Retrospective cohort study.
Academic tertiary care center.
Of 1198 consecutive selective sentinel lymphadenectomies performed from 1995 to 2000 for primary invasive melanoma, 502 patients were identified with extremity or truncal melanoma that drained to a single nodal basin. Three cohorts were formed based on lymphatic channels (none, single, and multiple). Tumors with drainage to multiple nodal basins as well as all head and neck tumors were excluded.
Main Outcome Measures
Multiple variables, including patterns of lymphatic drainage, were analyzed for impact on disease-free and overall survival.

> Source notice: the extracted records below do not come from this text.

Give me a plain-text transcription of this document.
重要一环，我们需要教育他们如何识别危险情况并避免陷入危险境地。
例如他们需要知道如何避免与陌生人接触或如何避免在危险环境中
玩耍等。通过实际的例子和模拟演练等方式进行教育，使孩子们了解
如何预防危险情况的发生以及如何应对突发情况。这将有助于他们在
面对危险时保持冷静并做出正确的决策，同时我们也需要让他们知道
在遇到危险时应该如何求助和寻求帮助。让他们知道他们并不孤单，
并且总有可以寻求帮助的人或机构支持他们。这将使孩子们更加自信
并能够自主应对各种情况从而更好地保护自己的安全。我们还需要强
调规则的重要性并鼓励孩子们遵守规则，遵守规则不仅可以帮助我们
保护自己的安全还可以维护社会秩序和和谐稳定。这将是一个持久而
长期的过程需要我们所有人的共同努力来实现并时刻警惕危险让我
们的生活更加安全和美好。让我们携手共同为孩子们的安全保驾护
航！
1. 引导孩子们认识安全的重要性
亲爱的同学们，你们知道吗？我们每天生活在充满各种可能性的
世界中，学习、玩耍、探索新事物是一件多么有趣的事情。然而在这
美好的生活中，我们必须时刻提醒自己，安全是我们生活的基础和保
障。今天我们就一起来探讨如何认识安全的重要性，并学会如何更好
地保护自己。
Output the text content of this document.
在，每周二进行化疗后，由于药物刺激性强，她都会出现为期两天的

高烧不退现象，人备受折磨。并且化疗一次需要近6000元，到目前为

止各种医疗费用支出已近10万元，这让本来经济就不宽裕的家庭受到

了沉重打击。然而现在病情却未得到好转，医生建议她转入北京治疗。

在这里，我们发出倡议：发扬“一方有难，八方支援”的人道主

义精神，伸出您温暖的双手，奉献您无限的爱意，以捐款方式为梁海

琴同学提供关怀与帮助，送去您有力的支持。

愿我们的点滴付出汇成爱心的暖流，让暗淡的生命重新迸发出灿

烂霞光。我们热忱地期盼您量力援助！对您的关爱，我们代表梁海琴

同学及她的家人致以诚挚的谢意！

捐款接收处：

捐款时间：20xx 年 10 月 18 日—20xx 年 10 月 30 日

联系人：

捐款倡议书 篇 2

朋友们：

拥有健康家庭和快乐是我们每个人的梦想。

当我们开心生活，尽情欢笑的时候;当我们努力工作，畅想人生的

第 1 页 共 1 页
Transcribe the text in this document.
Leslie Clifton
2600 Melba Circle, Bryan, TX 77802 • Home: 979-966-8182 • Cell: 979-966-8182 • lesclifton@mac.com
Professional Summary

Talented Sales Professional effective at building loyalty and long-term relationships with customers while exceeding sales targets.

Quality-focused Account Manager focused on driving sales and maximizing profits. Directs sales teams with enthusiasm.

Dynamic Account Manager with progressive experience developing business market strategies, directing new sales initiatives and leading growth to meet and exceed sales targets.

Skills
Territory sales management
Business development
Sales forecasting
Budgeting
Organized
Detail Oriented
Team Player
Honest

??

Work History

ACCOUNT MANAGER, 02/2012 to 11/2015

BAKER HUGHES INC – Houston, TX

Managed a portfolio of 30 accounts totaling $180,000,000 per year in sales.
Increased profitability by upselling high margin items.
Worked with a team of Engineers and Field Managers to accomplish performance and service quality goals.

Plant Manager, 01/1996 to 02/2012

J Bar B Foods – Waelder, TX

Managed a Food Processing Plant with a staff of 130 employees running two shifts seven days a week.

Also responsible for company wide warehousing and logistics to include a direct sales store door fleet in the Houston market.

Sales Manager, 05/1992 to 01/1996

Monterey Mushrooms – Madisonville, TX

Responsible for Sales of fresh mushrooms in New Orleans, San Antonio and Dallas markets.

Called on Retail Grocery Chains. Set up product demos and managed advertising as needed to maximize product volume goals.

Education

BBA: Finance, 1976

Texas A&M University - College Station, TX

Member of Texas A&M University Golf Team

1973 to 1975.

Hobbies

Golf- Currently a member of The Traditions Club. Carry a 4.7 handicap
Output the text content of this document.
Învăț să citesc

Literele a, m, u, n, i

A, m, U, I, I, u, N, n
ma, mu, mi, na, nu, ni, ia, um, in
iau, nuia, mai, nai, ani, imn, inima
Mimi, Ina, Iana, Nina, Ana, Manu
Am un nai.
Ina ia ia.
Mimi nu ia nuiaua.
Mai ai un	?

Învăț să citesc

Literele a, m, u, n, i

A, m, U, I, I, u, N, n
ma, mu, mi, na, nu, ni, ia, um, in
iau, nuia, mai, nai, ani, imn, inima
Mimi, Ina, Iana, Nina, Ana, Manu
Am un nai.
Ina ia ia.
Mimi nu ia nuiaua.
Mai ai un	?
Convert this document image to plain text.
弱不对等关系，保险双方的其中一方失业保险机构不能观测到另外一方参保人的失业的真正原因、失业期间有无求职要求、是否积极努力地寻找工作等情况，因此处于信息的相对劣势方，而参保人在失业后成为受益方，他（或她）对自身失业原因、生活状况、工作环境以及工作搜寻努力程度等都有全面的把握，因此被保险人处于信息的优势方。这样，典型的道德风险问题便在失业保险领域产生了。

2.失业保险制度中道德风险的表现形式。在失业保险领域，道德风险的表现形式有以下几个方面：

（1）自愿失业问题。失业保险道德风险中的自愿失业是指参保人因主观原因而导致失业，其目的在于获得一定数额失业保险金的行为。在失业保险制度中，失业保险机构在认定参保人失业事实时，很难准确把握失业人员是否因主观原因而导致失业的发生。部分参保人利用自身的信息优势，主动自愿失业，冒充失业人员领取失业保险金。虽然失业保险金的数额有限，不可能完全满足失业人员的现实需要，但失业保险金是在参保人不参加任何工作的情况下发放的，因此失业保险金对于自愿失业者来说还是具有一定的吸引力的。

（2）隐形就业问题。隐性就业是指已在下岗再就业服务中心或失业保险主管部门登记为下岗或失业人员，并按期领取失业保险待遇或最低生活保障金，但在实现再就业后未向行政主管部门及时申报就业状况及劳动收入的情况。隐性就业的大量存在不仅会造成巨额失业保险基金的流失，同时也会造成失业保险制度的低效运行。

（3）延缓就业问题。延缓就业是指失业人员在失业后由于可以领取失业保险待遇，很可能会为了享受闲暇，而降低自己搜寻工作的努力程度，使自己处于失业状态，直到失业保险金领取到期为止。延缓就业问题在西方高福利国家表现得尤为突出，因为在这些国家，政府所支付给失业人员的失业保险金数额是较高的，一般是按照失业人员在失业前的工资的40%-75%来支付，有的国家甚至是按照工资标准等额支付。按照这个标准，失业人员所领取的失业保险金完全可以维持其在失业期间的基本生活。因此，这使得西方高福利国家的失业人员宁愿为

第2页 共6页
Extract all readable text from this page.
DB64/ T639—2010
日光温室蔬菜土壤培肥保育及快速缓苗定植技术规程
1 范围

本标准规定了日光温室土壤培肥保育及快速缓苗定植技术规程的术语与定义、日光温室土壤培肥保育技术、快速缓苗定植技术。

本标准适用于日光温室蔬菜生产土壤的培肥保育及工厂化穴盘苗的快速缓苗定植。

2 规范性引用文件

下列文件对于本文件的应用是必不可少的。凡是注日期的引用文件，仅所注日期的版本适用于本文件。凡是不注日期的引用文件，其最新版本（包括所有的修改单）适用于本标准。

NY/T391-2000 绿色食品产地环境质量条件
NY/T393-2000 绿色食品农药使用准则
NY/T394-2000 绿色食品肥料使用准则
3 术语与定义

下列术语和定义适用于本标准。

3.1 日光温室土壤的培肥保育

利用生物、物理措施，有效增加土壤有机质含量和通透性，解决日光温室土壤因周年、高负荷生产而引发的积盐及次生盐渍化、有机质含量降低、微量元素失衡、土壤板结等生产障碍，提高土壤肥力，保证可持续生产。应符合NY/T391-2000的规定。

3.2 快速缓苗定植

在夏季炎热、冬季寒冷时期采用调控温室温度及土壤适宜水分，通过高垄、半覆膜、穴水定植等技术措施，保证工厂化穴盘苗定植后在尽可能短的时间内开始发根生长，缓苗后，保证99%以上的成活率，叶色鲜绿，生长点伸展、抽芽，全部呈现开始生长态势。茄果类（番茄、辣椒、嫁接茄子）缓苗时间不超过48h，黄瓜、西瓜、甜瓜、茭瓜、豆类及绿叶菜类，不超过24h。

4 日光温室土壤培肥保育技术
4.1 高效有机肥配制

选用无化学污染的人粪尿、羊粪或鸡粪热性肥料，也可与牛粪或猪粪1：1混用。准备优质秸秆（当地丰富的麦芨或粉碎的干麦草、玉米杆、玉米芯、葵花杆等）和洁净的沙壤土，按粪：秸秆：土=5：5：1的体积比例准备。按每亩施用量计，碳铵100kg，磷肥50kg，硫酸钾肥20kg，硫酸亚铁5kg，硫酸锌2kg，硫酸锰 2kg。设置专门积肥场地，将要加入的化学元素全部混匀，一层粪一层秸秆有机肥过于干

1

Demographics were similar among groups, with a median follow-up of 5.6 years. Univariate analysis revealed MLCs as an independent risk factor for both disease-free (P = .04) and overall survival (P = .003). Multivariate analysis confirmed that tumor depth, sentinel lymph node status, and MLCs were risk factors for both disease-free and overall survival. Kaplan-Meier analysis showed worse survival in the MLCs group.
Our study reveals that MLCs are an independent risk factor for recurrence and mortality in melanoma. Multiple lymphatic channels may facilitate the process of metastasis.